PN: One thing is that Chinese leaders have to be aware of what I call, 'Two Audience Problem’. if you say that China will be first in artificial intelligence in 2030, as Xi Jinping has said, that may play very well in Chinese politics, but that plays terribly in Washington. It means China is going to defeat the U.S. by 2030. So, what sounds good in Beijing sounds terrible in Washington. Find a way to express that, which doesn't make it a direct challenge, that focuses more on the cooperative-sum aspects rather than the zero-sum aspects. And that goes for the way in which China sets its program of developing technologies, which will be important for China, and nobody can prevent or should prevent China from developing them. But if you use coercive intellectual property transfer, if you use intellectual property theft, if you give special subsidies to state-owned enterprises, if you don’t have reciprocity so that Alibaba can list in Washington, but Google can’t play in China, these give rise to resentment. And so if China wants to find a modus vivendi with the U.S., it has to be aware of how its policies and its statements are playing in America.
JC: So, on the one hand you're saying it's a question of communication, of branding, of expression, but also at the same time that it has to be backed up by the meat?
JC: I mentioned to a friend today that I was coming to meet with you and she said to me, “It’s funny how collaboration and competition are antidotes to me”. The alternative though of course, I think, is a possible 'red scare' that we have seen not so long ago. What do you think will be the prevailing opinion? Do you think people will wake up to a certain approach or will it be the approach as they are familiar with at current?
PN: Well, I suspect that we’re going to go through several years of this suspicion and lack of trust in the relationship. It’s unfortunate, but it's going to take changes in policies in both countries—In China, the types of changes I just mentioned and in the U.S., I don't think much is going to change until the next president. We don't know if that'll be 2020, or 2024. But I think in the long run, the U.S. and China do not present existential threats to each other. Neither of us is trying to destroy the other. And that means that the rivalry is something we can manage. It doesn’t lead to the kinds of fears that we had in the 1930s about Hitler and Hitler’s Nazism, or the fears we had in the 1950s about Stalin and Stalin’s communism. So, whatever one thinks about the differences in our two social systems, and they are different, it's quite possible for us to have rules of the road that let us live and let live, and to also cooperate. But right now the domestic attitudes in both countries are not very healthy for this.
JC: So as the global leader that you are, if you were to project and anticipate, what would you tell us is the major trend or an important trend to come, and how should we prepare ourselves for it in advance?
PN: I do think that there are going to be common transnational challenges, and they are ones that no one country can solve by itself.
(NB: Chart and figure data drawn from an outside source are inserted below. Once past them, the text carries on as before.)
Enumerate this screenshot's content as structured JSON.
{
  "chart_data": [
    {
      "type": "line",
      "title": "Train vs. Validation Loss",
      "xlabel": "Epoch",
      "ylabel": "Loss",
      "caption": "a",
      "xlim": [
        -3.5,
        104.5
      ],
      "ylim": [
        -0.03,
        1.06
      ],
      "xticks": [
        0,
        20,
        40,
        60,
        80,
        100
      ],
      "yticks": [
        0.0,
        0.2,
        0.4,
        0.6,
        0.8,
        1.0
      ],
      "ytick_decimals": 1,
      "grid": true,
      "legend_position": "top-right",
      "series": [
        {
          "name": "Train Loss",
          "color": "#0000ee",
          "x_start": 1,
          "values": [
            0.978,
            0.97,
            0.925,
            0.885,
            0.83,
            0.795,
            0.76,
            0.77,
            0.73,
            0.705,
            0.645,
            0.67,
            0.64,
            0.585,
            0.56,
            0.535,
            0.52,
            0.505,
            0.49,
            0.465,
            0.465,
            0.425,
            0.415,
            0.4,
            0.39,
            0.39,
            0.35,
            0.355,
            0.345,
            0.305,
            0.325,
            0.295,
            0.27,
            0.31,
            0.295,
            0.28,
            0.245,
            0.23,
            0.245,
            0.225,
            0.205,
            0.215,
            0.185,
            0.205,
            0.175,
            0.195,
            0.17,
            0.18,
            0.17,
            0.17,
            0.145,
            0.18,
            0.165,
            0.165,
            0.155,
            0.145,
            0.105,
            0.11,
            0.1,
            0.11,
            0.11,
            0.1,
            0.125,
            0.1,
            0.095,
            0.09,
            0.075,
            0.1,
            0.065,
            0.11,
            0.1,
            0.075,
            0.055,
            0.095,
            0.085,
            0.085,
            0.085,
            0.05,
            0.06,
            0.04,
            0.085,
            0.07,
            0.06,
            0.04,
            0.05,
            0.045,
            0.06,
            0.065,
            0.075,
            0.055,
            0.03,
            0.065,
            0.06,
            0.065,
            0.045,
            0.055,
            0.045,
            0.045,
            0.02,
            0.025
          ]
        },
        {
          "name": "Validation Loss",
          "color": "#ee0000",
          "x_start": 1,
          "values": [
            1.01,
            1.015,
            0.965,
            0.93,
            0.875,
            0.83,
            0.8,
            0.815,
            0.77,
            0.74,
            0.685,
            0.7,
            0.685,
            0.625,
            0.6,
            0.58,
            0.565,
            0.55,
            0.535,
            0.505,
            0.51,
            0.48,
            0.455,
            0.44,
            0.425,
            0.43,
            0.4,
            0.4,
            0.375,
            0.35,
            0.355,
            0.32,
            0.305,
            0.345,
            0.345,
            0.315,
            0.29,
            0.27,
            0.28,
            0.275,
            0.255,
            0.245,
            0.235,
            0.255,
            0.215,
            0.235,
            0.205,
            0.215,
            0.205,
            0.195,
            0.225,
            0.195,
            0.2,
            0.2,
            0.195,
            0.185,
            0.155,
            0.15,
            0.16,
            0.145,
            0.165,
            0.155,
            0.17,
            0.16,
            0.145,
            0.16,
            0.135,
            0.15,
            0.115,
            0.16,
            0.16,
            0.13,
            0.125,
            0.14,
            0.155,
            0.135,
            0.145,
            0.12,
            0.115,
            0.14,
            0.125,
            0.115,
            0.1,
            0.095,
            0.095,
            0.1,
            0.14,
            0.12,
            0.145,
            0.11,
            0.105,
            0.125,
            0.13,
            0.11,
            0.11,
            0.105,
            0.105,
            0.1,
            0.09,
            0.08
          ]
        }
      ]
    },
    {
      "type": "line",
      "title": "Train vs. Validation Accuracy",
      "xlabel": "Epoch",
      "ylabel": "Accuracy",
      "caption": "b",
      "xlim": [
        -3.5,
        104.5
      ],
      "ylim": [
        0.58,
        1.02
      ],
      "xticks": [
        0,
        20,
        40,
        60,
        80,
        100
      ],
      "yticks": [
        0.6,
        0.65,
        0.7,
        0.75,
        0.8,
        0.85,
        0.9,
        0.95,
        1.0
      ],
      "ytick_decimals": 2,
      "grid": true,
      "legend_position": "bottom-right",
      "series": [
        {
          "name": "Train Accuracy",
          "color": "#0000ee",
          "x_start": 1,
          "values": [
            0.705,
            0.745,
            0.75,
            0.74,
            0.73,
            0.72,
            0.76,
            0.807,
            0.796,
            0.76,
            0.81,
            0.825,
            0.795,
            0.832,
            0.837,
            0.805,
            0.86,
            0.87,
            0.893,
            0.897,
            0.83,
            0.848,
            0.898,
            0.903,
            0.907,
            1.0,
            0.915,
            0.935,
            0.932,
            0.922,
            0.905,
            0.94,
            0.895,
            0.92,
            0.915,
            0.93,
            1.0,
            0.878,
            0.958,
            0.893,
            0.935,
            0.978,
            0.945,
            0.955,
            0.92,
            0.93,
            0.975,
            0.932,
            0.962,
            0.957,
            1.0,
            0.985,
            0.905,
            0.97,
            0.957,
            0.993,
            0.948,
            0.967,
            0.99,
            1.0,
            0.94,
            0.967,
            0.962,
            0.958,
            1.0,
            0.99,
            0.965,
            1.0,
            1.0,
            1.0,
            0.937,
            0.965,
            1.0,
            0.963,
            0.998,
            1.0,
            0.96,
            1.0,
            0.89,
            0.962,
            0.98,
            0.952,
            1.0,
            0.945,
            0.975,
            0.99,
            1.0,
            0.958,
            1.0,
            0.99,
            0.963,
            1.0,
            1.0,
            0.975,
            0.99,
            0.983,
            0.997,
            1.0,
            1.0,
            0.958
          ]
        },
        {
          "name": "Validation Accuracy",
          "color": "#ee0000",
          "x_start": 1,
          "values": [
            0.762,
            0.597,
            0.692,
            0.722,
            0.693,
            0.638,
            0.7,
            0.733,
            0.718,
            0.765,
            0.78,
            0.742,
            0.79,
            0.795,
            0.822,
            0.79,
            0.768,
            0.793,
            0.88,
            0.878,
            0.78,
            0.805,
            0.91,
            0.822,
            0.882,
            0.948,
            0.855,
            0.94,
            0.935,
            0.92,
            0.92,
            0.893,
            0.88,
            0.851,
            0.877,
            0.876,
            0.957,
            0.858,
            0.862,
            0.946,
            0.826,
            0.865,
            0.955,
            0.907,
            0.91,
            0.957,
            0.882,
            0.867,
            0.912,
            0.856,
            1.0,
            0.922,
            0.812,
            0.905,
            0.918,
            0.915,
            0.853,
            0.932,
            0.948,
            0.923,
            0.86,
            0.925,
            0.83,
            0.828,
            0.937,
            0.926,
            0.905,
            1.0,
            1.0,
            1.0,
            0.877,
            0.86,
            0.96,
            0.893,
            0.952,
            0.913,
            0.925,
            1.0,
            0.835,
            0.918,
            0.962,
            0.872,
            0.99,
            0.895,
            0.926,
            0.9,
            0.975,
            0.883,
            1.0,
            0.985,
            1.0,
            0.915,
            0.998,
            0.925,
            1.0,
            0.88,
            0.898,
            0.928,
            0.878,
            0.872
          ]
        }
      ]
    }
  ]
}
So, if we don't learn how to cooperate, we’re not going to be able to achieve our own objectives. Climate change is a classic example of this, in the sense that I think it's going to get a lot worse and that we're going to have to cooperate to be able to deal with it at all. But many of the other issues I mentioned, whether it be transnational terrorism or whether it be cyber-relations, whether it be global pandemics, these are issues where nobody is going to be able to accomplish it by themselves, so we’re going to have to develop these networks of cooperation if we’re going to govern and manage these types of processes. And that means that we're condemned to cooperate, because if we don’t, we are really just condemned.